Congratulations to Public Knowledge for leading the way (gathering together Consumer Federation of America, Consumers Union, EDUCAUSE, Free Press, Media Access Project and U.S. PIRG) and asking the question: Why should wireless carriers be permitted to discriminate in their allocation of short codes? Their filing is here.
It’s a clever piece of work, this filing, saying, in effect, “We think that short codes (and provision of text messaging services generally) should be treated as Title II, common carriage, services. But even if they’re not, you can apply the nondiscrimination obligations of Title II through your Title I authority.” (The filing also explains what short codes are; they’re handed out, essentially, by the wireless carriers’ trade association.)
Now, if you understand that last paragraph, you’ve probably studied U.S. communications law at some point in your life. But most people will have no idea whatsoever why this is significant, or why PK is talking about Titles at all. (What is this, real estate?)

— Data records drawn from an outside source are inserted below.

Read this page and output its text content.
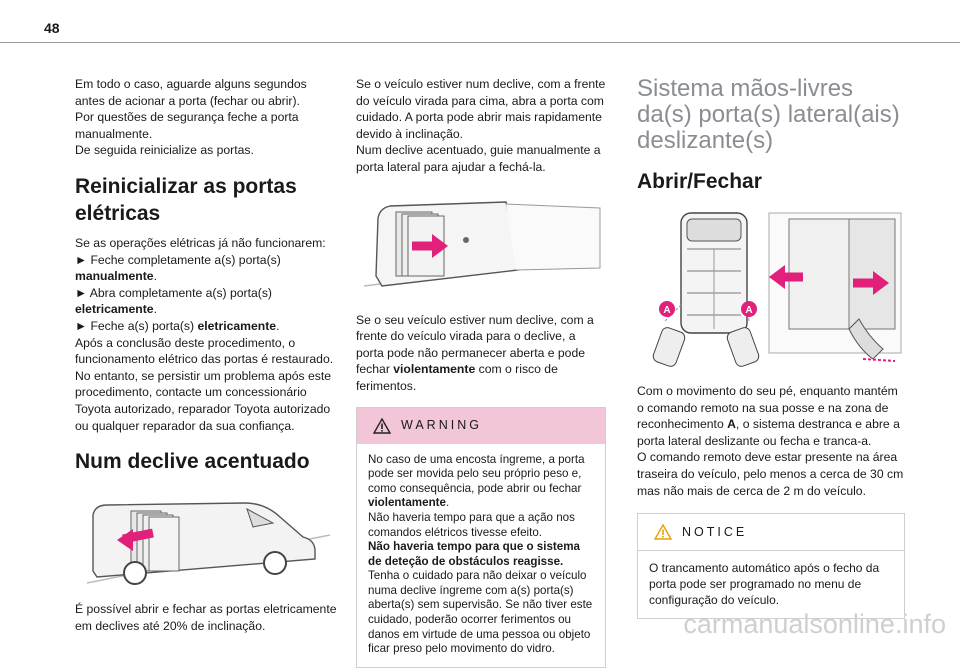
48

Em todo o caso, aguarde alguns segundos antes de acionar a porta (fechar ou abrir).

Por questões de segurança feche a porta manualmente.

De seguida reinicialize as portas.

Reinicializar as portas elétricas

Se as operações elétricas já não funcionarem:

► Feche completamente a(s) porta(s) manualmente.

► Abra completamente a(s) porta(s) eletricamente.

► Feche a(s) porta(s) eletricamente.

Após a conclusão deste procedimento, o funcionamento elétrico das portas é restaurado.

No entanto, se persistir um problema após este procedimento, contacte um concessionário Toyota autorizado, reparador Toyota autorizado ou qualquer reparador da sua confiança.

Num declive acentuado

É possível abrir e fechar as portas eletricamente em declives até 20% de inclinação.

Se o veículo estiver num declive, com a frente do veículo virada para cima, abra a porta com cuidado. A porta pode abrir mais rapidamente devido à inclinação.

Num declive acentuado, guie manualmente a porta lateral para ajudar a fechá-la.

Se o seu veículo estiver num declive, com a frente do veículo virada para o declive, a porta pode não permanecer aberta e pode fechar violentamente com o risco de ferimentos.

WARNING

No caso de uma encosta íngreme, a porta pode ser movida pelo seu próprio peso e, como consequência, pode abrir ou fechar violentamente.

Não haveria tempo para que a ação nos comandos elétricos tivesse efeito.

Não haveria tempo para que o sistema de deteção de obstáculos reagisse.

Tenha o cuidado para não deixar o veículo numa declive íngreme com a(s) porta(s) aberta(s) sem supervisão. Se não tiver este cuidado, poderão ocorrer ferimentos ou danos em virtude de uma pessoa ou objeto ficar preso pelo movimento do vidro.

Sistema mãos-livres da(s) porta(s) lateral(ais) deslizante(s)
Abrir/Fechar
A	A

Com o movimento do seu pé, enquanto mantém o comando remoto na sua posse e na zona de reconhecimento A, o sistema destranca e abre a porta lateral deslizante ou fecha e tranca-a.

O comando remoto deve estar presente na área traseira do veículo, pelo menos a cerca de 30 cm mas não mais de cerca de 2 m do veículo.

NOTICE

O trancamento automático após o fecho da porta pode ser programado no menu de configuração do veículo.

carmanualsonline.info
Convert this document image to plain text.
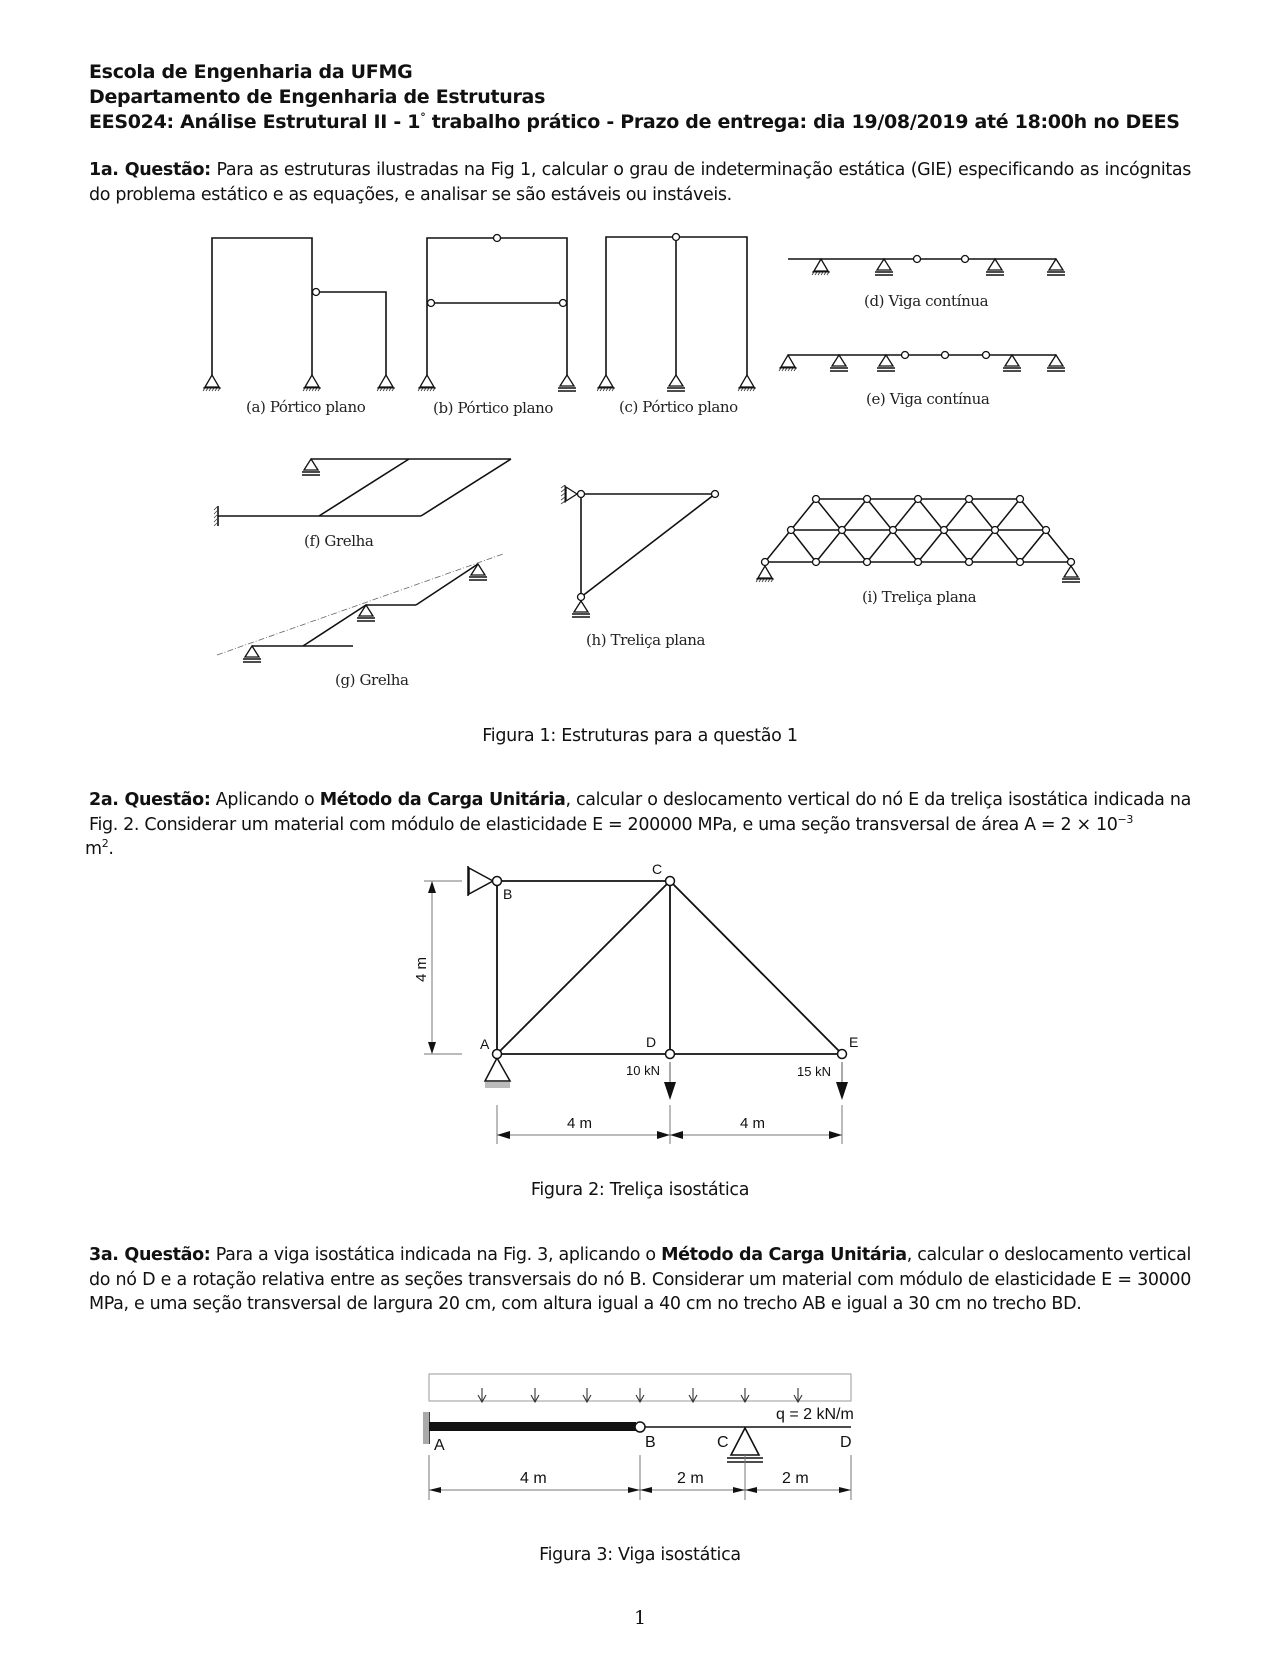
Escola de Engenharia da UFMG
Departamento de Engenharia de Estruturas
EES024: Análise Estrutural II - 1° trabalho prático - Prazo de entrega: dia 19/08/2019 até 18:00h no DEES
1a. Questão: Para as estruturas ilustradas na Fig 1, calcular o grau de indeterminação estática (GIE) especificando as incógnitas do problema estático e as equações, e analisar se são estáveis ou instáveis.
(a) Pórtico plano	(b) Pórtico plano	(c) Pórtico plano
(d) Viga contínua
(e) Viga contínua
(f) Grelha
(g) Grelha
(h) Treliça plana
(i) Treliça plana
Figura 1: Estruturas para a questão 1
2a. Questão: Aplicando o Método da Carga Unitária, calcular o deslocamento vertical do nó E da treliça isostática indicada na Fig. 2. Considerar um material com módulo de elasticidade E = 200000 MPa, e uma seção transversal de área $A = 2 \times 10^{-3}$
$m^2$.
C
B
A	D	E
10 kN	15 kN
4 m	4 m
4 m
Figura 2: Treliça isostática
3a. Questão: Para a viga isostática indicada na Fig. 3, aplicando o Método da Carga Unitária, calcular o deslocamento vertical do nó D e a rotação relativa entre as seções transversais do nó B. Considerar um material com módulo de elasticidade E = 30000 MPa, e uma seção transversal de largura 20 cm, com altura igual a 40 cm no trecho AB e igual a 30 cm no trecho BD.
A	B	C	D
q = 2 kN/m
4 m	2 m	2 m
Figura 3: Viga isostática
1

The central thing to grasp here, with both hands, is that we have a strange legal structure in the U.S.: just as most of the interest, enthusiasm, and money has flowed to mobile wireless devices and the internet (and, soon, to mobile wireless devices accessing the internet, with any luck), the law has flowed *out* of that area. We don’t know what the nondiscrimination obligations are for wireless carriers and internet access providers. We suspect they’re minimal or non-existent, given one thing and another. And PK and others would like that situation to change – they’d like to see nondiscrimination requirements with teeth and meaning.
They have many good reasons for this. Nondiscrimination means capital can flow to new online/wireless devices and applications with some assurance that the carrier won’t be able to tweak things to favor its own business plans. Nondiscrimination means one point of view won’t be favored over another. Nondiscrimination means that carriers won’t be able to act as gatekeepers, deciding on winners and losers.
The big game here, the place this is all going, is the battle over access to the internet. We don’t have any statutory language making clear what “internet access” means – what it requires, what the limits are to “reasonable network management,” and all the rest. This PK petition is an incremental step – it’s asking for some definition of the limits to short code management in the wireless world. But that’s potentially a proxy for a larger move.
Content is not king online, as it turns out. Communication is. Raph Koster has a big recent presentation up on his blog telling the gaming world that their lunch is being eaten by the web. Everything’s flowing to the web. As Koster puts it:
the hot platform is the net
the hot audience is the non-gamer
the hot feature is other players
the hot technology is connectivity
the hot game is a mini-game
But the web world is under tremendous pressure in the US, as it is worldwide. No standardized definition of “internet access” in a place where there isn’t a lot of competition for access is leading to an awful lot of discretion and control being placed in the mitts of the carriers. Without a legal framework designed to fit this world, and without choices, all we’re left with is construing the carriers’ terms of service (!) and attempting to interpret a statute that makes as much sense as a law school exam hypothetical.
So here we are, giving way to the web world as a matter of practicality, and with only a patched-up, scruffy, hopeless statute to work with.
We need some creative leaps here, some ingenuity, some big merging of idea-spaces in a way that can be integrated with reality. (New favorite book: Smart World, by Richard Ogle.) We need a new administration and a new telecommunications law optimized on structural separation and the centrality of communication — rather than carriers’ revenues.